Apart from the prosecution of the three top officials, the audit team also tasked the new management of SIC to institute legal action against the personalities involved to recover the outstanding amounts.
In his comments on the report, the managing director of the SIC, Peter Oseiduah said the initial report of the audit team submitted to the SIC board was a bit wishy-washy. “Some of the allegations were a bit without foundation. The board sent the report back to the ministry of finance with a number of queries. As far as we are concerned, the necessary corrections have not been communicated to the board,” he told the paper.
The new management which assumed office last February has exposed another shady business deal that has caused the company ?49.3 billion.
In a report on the state of the company submitted to the government last year, the new management said it has put on hold the underwriting of business which has saddled the company with debts running into billions of cedis.

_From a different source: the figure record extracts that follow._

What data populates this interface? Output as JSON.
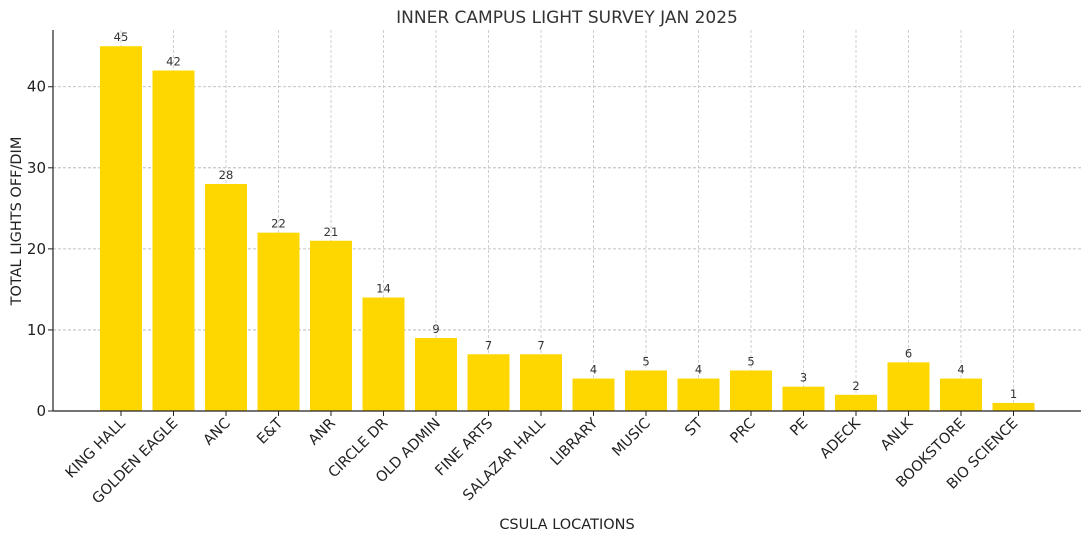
{
  "chart_data": {
    "type": "bar",
    "title": "INNER CAMPUS LIGHT SURVEY JAN 2025",
    "xlabel": "CSULA LOCATIONS",
    "ylabel": "TOTAL LIGHTS OFF/DIM",
    "categories": [
      "KING HALL",
      "GOLDEN EAGLE",
      "ANC",
      "E&T",
      "ANR",
      "CIRCLE DR",
      "OLD ADMIN",
      "FINE ARTS",
      "SALAZAR HALL",
      "LIBRARY",
      "MUSIC",
      "ST",
      "PRC",
      "PE",
      "ADECK",
      "ANLK",
      "BOOKSTORE",
      "BIO SCIENCE"
    ],
    "values": [
      45,
      42,
      28,
      22,
      21,
      14,
      9,
      7,
      7,
      4,
      5,
      4,
      5,
      3,
      2,
      6,
      4,
      1
    ],
    "ylim": [
      0,
      47
    ],
    "yticks": [
      0,
      10,
      20,
      30,
      40
    ],
    "bar_color": "#FFD700",
    "grid": true,
    "data_labels": true
  }
}
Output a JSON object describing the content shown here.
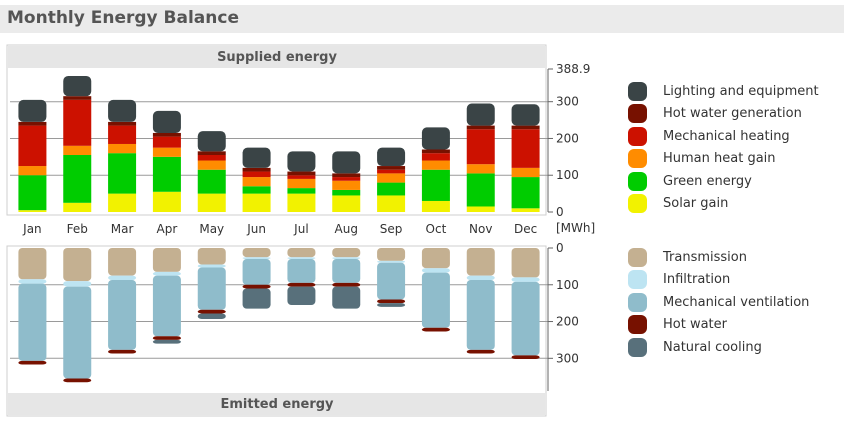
{
  "header": {
    "title": "Monthly Energy Balance"
  },
  "chart_data": {
    "type": "bar",
    "title": "Monthly Energy Balance",
    "top_panel_title": "Supplied energy",
    "bottom_panel_title": "Emitted energy",
    "unit": "[MWh]",
    "categories": [
      "Jan",
      "Feb",
      "Mar",
      "Apr",
      "May",
      "Jun",
      "Jul",
      "Aug",
      "Sep",
      "Oct",
      "Nov",
      "Dec"
    ],
    "supplied": {
      "ylim": [
        0,
        388.9
      ],
      "tick_labels": [
        "0",
        "100",
        "200",
        "300",
        "388.9"
      ],
      "series": [
        {
          "name": "Solar gain",
          "color": "#f2f200",
          "values": [
            5,
            25,
            50,
            55,
            50,
            50,
            50,
            45,
            45,
            30,
            15,
            10
          ]
        },
        {
          "name": "Green energy",
          "color": "#00cc00",
          "values": [
            95,
            130,
            110,
            95,
            65,
            20,
            15,
            15,
            35,
            85,
            90,
            85
          ]
        },
        {
          "name": "Human heat gain",
          "color": "#ff8c00",
          "values": [
            25,
            25,
            25,
            25,
            25,
            25,
            25,
            25,
            25,
            25,
            25,
            25
          ]
        },
        {
          "name": "Mechanical heating",
          "color": "#cc1100",
          "values": [
            110,
            125,
            50,
            30,
            15,
            15,
            10,
            10,
            10,
            20,
            95,
            105
          ]
        },
        {
          "name": "Hot water generation",
          "color": "#771100",
          "values": [
            10,
            10,
            10,
            10,
            10,
            10,
            10,
            10,
            10,
            10,
            10,
            10
          ]
        },
        {
          "name": "Lighting and equipment",
          "color": "#3a4446",
          "values": [
            60,
            55,
            60,
            60,
            55,
            55,
            55,
            60,
            50,
            60,
            60,
            58
          ]
        }
      ]
    },
    "emitted": {
      "ylim": [
        0,
        388.9
      ],
      "tick_labels": [
        "0",
        "100",
        "200",
        "300"
      ],
      "series": [
        {
          "name": "Transmission",
          "color": "#c4b091",
          "values": [
            85,
            90,
            75,
            65,
            45,
            25,
            25,
            25,
            35,
            55,
            75,
            80
          ]
        },
        {
          "name": "Infiltration",
          "color": "#bde4f2",
          "values": [
            12,
            15,
            12,
            10,
            8,
            5,
            5,
            5,
            5,
            12,
            12,
            12
          ]
        },
        {
          "name": "Mechanical ventilation",
          "color": "#8fbccb",
          "values": [
            210,
            250,
            190,
            165,
            115,
            70,
            65,
            65,
            100,
            150,
            190,
            200
          ]
        },
        {
          "name": "Hot water",
          "color": "#771100",
          "values": [
            10,
            10,
            10,
            10,
            10,
            10,
            10,
            10,
            10,
            10,
            10,
            10
          ]
        },
        {
          "name": "Natural cooling",
          "color": "#58707b",
          "values": [
            0,
            0,
            0,
            10,
            15,
            55,
            50,
            60,
            10,
            0,
            0,
            0
          ]
        }
      ]
    }
  }
}
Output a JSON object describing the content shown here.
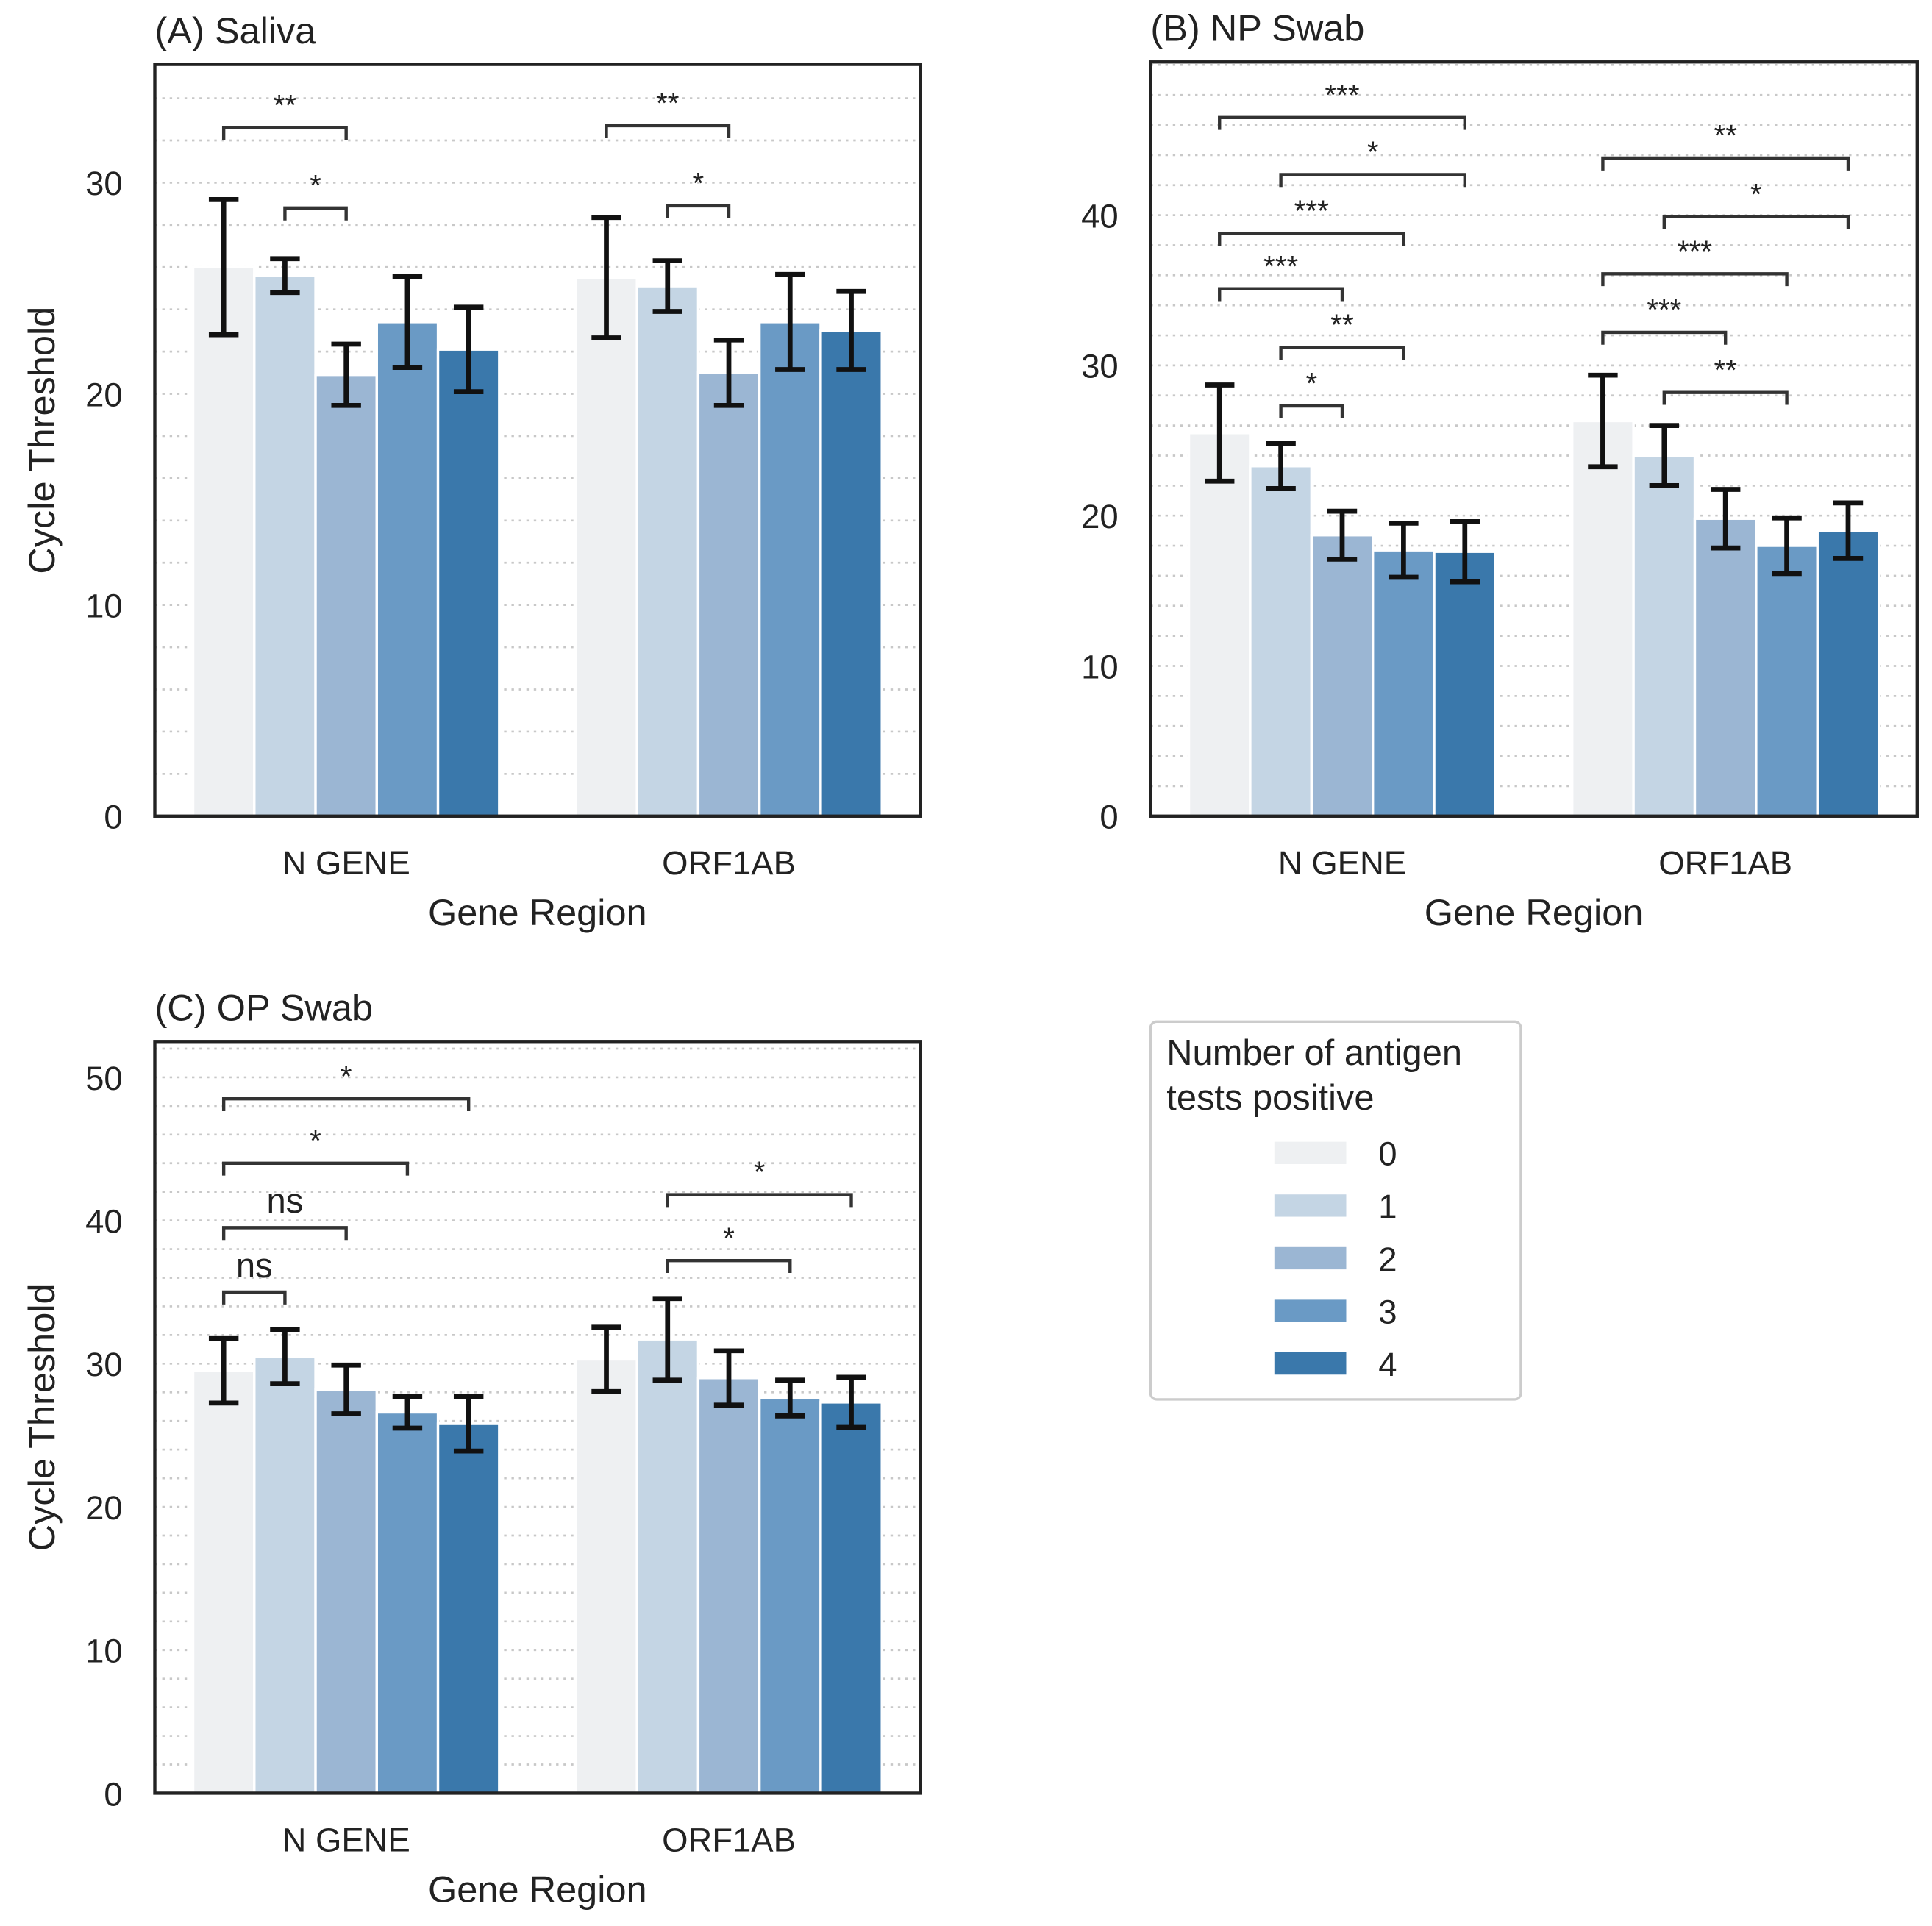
{
  "chart_data": [
    {
      "type": "bar",
      "title": "(A) Saliva",
      "xlabel": "Gene Region",
      "ylabel": "Cycle Threshold",
      "categories": [
        "N GENE",
        "ORF1AB"
      ],
      "series": [
        {
          "name": "0",
          "color": "#eef0f2",
          "values": [
            26.0,
            25.5
          ],
          "errors": [
            3.2,
            2.85
          ]
        },
        {
          "name": "1",
          "color": "#c4d5e4",
          "values": [
            25.6,
            25.1
          ],
          "errors": [
            0.8,
            1.2
          ]
        },
        {
          "name": "2",
          "color": "#9bb6d3",
          "values": [
            20.9,
            21.0
          ],
          "errors": [
            1.45,
            1.55
          ]
        },
        {
          "name": "3",
          "color": "#6a9ac5",
          "values": [
            23.4,
            23.4
          ],
          "errors": [
            2.15,
            2.25
          ]
        },
        {
          "name": "4",
          "color": "#3a78ab",
          "values": [
            22.1,
            23.0
          ],
          "errors": [
            2.0,
            1.85
          ]
        }
      ],
      "ylim": [
        0,
        35.6
      ],
      "yticks": [
        0,
        10,
        20,
        30
      ],
      "grid_yticks": [
        0,
        2,
        4,
        6,
        8,
        10,
        12,
        14,
        16,
        18,
        20,
        22,
        24,
        26,
        28,
        30,
        32,
        34
      ],
      "annotations": [
        {
          "group": 0,
          "pair": [
            0,
            2
          ],
          "y": 32.6,
          "label": "**"
        },
        {
          "group": 0,
          "pair": [
            1,
            2
          ],
          "y": 28.8,
          "label": "*"
        },
        {
          "group": 1,
          "pair": [
            0,
            2
          ],
          "y": 32.7,
          "label": "**"
        },
        {
          "group": 1,
          "pair": [
            1,
            2
          ],
          "y": 28.9,
          "label": "*"
        }
      ]
    },
    {
      "type": "bar",
      "title": "(B) NP Swab",
      "xlabel": "Gene Region",
      "ylabel": null,
      "categories": [
        "N GENE",
        "ORF1AB"
      ],
      "series": [
        {
          "name": "0",
          "color": "#eef0f2",
          "values": [
            25.5,
            26.3
          ],
          "errors": [
            3.2,
            3.05
          ]
        },
        {
          "name": "1",
          "color": "#c4d5e4",
          "values": [
            23.3,
            24.0
          ],
          "errors": [
            1.5,
            2.0
          ]
        },
        {
          "name": "2",
          "color": "#9bb6d3",
          "values": [
            18.7,
            19.8
          ],
          "errors": [
            1.6,
            1.95
          ]
        },
        {
          "name": "3",
          "color": "#6a9ac5",
          "values": [
            17.7,
            18.0
          ],
          "errors": [
            1.8,
            1.85
          ]
        },
        {
          "name": "4",
          "color": "#3a78ab",
          "values": [
            17.6,
            19.0
          ],
          "errors": [
            2.0,
            1.85
          ]
        }
      ],
      "ylim": [
        0,
        50.2
      ],
      "yticks": [
        0,
        10,
        20,
        30,
        40
      ],
      "grid_yticks": [
        0,
        2,
        4,
        6,
        8,
        10,
        12,
        14,
        16,
        18,
        20,
        22,
        24,
        26,
        28,
        30,
        32,
        34,
        36,
        38,
        40,
        42,
        44,
        46,
        48,
        50
      ],
      "annotations": [
        {
          "group": 0,
          "pair": [
            0,
            4
          ],
          "y": 46.5,
          "label": "***"
        },
        {
          "group": 0,
          "pair": [
            1,
            4
          ],
          "y": 42.7,
          "label": "*"
        },
        {
          "group": 0,
          "pair": [
            0,
            3
          ],
          "y": 38.8,
          "label": "***"
        },
        {
          "group": 0,
          "pair": [
            0,
            2
          ],
          "y": 35.1,
          "label": "***"
        },
        {
          "group": 0,
          "pair": [
            1,
            3
          ],
          "y": 31.2,
          "label": "**"
        },
        {
          "group": 0,
          "pair": [
            1,
            2
          ],
          "y": 27.3,
          "label": "*"
        },
        {
          "group": 1,
          "pair": [
            0,
            4
          ],
          "y": 43.8,
          "label": "**"
        },
        {
          "group": 1,
          "pair": [
            1,
            4
          ],
          "y": 39.9,
          "label": "*"
        },
        {
          "group": 1,
          "pair": [
            0,
            3
          ],
          "y": 36.1,
          "label": "***"
        },
        {
          "group": 1,
          "pair": [
            0,
            2
          ],
          "y": 32.2,
          "label": "***"
        },
        {
          "group": 1,
          "pair": [
            1,
            3
          ],
          "y": 28.2,
          "label": "**"
        }
      ]
    },
    {
      "type": "bar",
      "title": "(C) OP Swab",
      "xlabel": "Gene Region",
      "ylabel": "Cycle Threshold",
      "categories": [
        "N GENE",
        "ORF1AB"
      ],
      "series": [
        {
          "name": "0",
          "color": "#eef0f2",
          "values": [
            29.5,
            30.3
          ],
          "errors": [
            2.25,
            2.25
          ]
        },
        {
          "name": "1",
          "color": "#c4d5e4",
          "values": [
            30.5,
            31.7
          ],
          "errors": [
            1.9,
            2.85
          ]
        },
        {
          "name": "2",
          "color": "#9bb6d3",
          "values": [
            28.2,
            29.0
          ],
          "errors": [
            1.7,
            1.9
          ]
        },
        {
          "name": "3",
          "color": "#6a9ac5",
          "values": [
            26.6,
            27.6
          ],
          "errors": [
            1.1,
            1.25
          ]
        },
        {
          "name": "4",
          "color": "#3a78ab",
          "values": [
            25.8,
            27.3
          ],
          "errors": [
            1.9,
            1.75
          ]
        }
      ],
      "ylim": [
        0,
        52.5
      ],
      "yticks": [
        0,
        10,
        20,
        30,
        40,
        50
      ],
      "grid_yticks": [
        0,
        2,
        4,
        6,
        8,
        10,
        12,
        14,
        16,
        18,
        20,
        22,
        24,
        26,
        28,
        30,
        32,
        34,
        36,
        38,
        40,
        42,
        44,
        46,
        48,
        50,
        52
      ],
      "annotations": [
        {
          "group": 0,
          "pair": [
            0,
            4
          ],
          "y": 48.5,
          "label": "*"
        },
        {
          "group": 0,
          "pair": [
            0,
            3
          ],
          "y": 44.0,
          "label": "*"
        },
        {
          "group": 0,
          "pair": [
            0,
            2
          ],
          "y": 39.5,
          "label": "ns"
        },
        {
          "group": 0,
          "pair": [
            0,
            1
          ],
          "y": 35.0,
          "label": "ns"
        },
        {
          "group": 1,
          "pair": [
            1,
            4
          ],
          "y": 41.8,
          "label": "*"
        },
        {
          "group": 1,
          "pair": [
            1,
            3
          ],
          "y": 37.2,
          "label": "*"
        }
      ]
    }
  ],
  "legend": {
    "title_lines": [
      "Number of antigen",
      "tests positive"
    ]
  }
}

The report said the new management is compelled to continue to honour its obligations under the credit guarantee bonds, which were contracted under “reckless” circumstances as stated by the forensic report.
Since May last year, a total claim of ?8,095,612,462 has been paid on behalf of defrauding clients.
The report said whilst SIC was compelled to honour obligations imposed on it by the former management, the company is unable to make recoveries from its reinsurance contracted by the management.
“Our former board, in the last quarter of 2000, commissioned Messrs PriceWaterHouse Coopers (PWC) to audit the guarantee policies granted by SIC from January 31st 2000.
The auditors submitted an interim report on 36 policies they cited. The interim report has since been discussed with the current management and we are awaiting the final audit report.”
According to the report, most cases of abuses were recorded during the previous administration. “Out of the said 36 cases, 31 were written between the years 1998 and 2000, predominantly the period of the last administration which commenced on October 1998.
Our total exposure in respect of these businesses has been estimated at ?49.3 billion.
The report also touched on some of the measures taken by the new administration to address the issue. “Since assuming office in February 2001, the current management have put on hold the underwriting business. Legal actions have been instituted against some of the identified defaulters. We have been able to obtain judgement in some of the cases and the properties involved are being sold accordingly.”
In his reaction to the report of the new management board of the company, the Managing Director, Mr. Oseiduah told the Public Agenda that the intention of his administration is to lay bare the facts as they were and to brief government on procedures to recoup the huge losses.
“We have had little bit of success now. I think that we will succeed. We are on top of the problem, he said.